S’ouvrir au merveilleux

principe

L’ouverture consiste à sortir de soi pour s’ouvrir à l’autre, au monde, à ce qui nous entoure. Jusqu’ici, nous avons insisté sur la personne intérieure. Appuyé sur ce socle qu’est notre personne intérieure, nous pourrons alors, dans le but de nous accomplir davantage, sortir de nous pour nous ouvrir au merveilleux. Pourquoi cette démarche ? Se focaliser sur soi et se concentrer uniquement sur ses ennuis et besoins n’ouvre pas à la vie. Notre orientation doit être centrée sur le transcendant, sur Dieu qui est l’auteur de toute vraie VIE. En tant que créature, notre vie est la contemplation du créateur, source de vie. C’est notre raison d’être. Cette contemplation nous ouvre vers tout le reste des créatures. De cette manière, nous trouvons l’harmonie et l’épanouissement.

L’ouverture au merveilleux, source d’épanouissement

Très souvent, la plupart des personnes fonctionnent comme si tout ce qui les entoure va de soi et ne provient de nulle part. Et pourtant, rien n’est un fruit du hasard.  Dans la nature, tout est harmonieux ; et tout a un sens. Saint Ignace de Loyola (16ème siècle), décrit dans le Principe et Fondement une expérience spirituelle profonde en ces termes :

« L’homme est créé pour louer, révérer et servir Dieu notre Seigneur et par là sauver son âme, et les autres choses sur la face de la terre sont créées pour l’homme, et pour l’aider dans la poursuite de la fin pour laquelle il est créé. D’où il suit que l’homme doit user de ces choses dans la mesure où elles l’aident pour sa fin et qu’il doit s’en dégager dans la mesure où elles sont, pour lui un obstacle à cette fin. Pour cela il est nécessaire de nous rendre indifférents à toutes les choses créées, en tout ce qui est laissé à la liberté de notre libre-arbitre et qui ne lui est pas défendu ; de telle manière que nous ne voulions pas, pour notre part, davantage la santé que la maladie, la richesse que la pauvreté, l’honneur que le déshonneur, une vie longue qu’une vie courte et ainsi de suite pour tout le reste, mais que nous désirions et choisissions uniquement ce qui nous conduit davantage à la fin pour laquelle nous sommes créés. »

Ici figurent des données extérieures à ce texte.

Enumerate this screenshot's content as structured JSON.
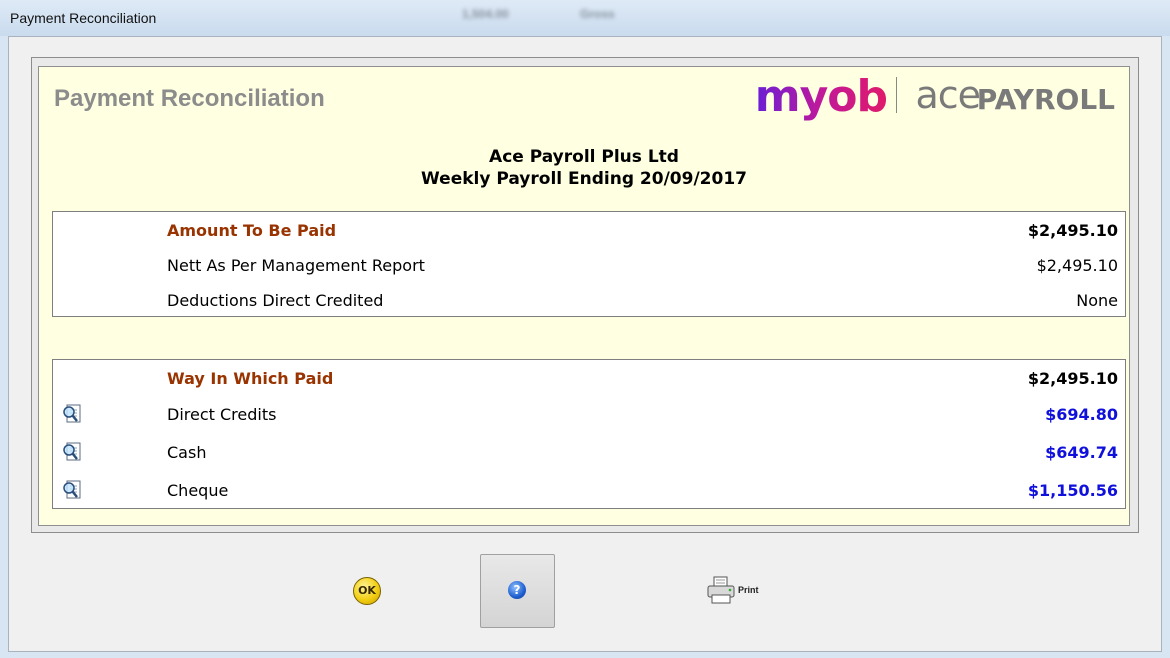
{
  "window": {
    "title": "Payment Reconciliation",
    "background_text": [
      "1,504.00",
      "Gross"
    ]
  },
  "header": {
    "heading": "Payment Reconciliation",
    "logo": {
      "brand": "myob",
      "product_a": "ace",
      "product_b": "PAYROLL"
    },
    "company": "Ace Payroll Plus Ltd",
    "period": "Weekly Payroll Ending 20/09/2017"
  },
  "amount_section": {
    "header_label": "Amount To Be Paid",
    "header_value": "$2,495.10",
    "rows": [
      {
        "label": "Nett As Per Management Report",
        "value": "$2,495.10"
      },
      {
        "label": "Deductions Direct Credited",
        "value": "None"
      }
    ]
  },
  "paid_section": {
    "header_label": "Way In Which Paid",
    "header_value": "$2,495.10",
    "rows": [
      {
        "label": "Direct Credits",
        "value": "$694.80",
        "icon": "magnifier-document-icon"
      },
      {
        "label": "Cash",
        "value": "$649.74",
        "icon": "magnifier-document-icon"
      },
      {
        "label": "Cheque",
        "value": "$1,150.56",
        "icon": "magnifier-document-icon"
      }
    ]
  },
  "buttons": {
    "ok_label": "OK",
    "help_label": "?",
    "print_label": "Print"
  },
  "colors": {
    "panel_bg": "#ffffe1",
    "section_header": "#993300",
    "link_value": "#1010dd"
  }
}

Ce texte est fondamental comme son titre l’indique. Nous n’allons pas le commenter dans cette démarche. Il existe beaucoup de commentaires pour ceux qui veulent aller plus loin. Toutefois, nous proposons un exercice dans le but de s’ouvrir à Dieu comme dans l’article précédent mais cette fois, au rythme de la respiration.

  1. Respirer paisiblement, là où l’on se trouve ; prendre conscience du contact de son corps avec ses appuis, sentir le souffle faire son trajet en soi, les muscles se détendent progressivement…
  2. Une fois le rythme de la respiration posé, commencer à dire intérieurement, entre chaque inspiration, un mot, une phrase du texte « Principe et Fondement » ci-dessus.   Laisser ce mot ou cette phrase faire son trajet en soi au gré du rythme de l’inspire et de l’expire ; considérer le sens de ce mot, cette phrase ; ce qu’il évoque et recouvre aujourd’hui, à cet instant précis.
  3. Avancer dans la démarche lentement, sans chercher à aller absolument au bout du texte.  laisser Dieu parler à travers les mots ou les phrases lentement répétés, insufflés, gravés au fond de l’être.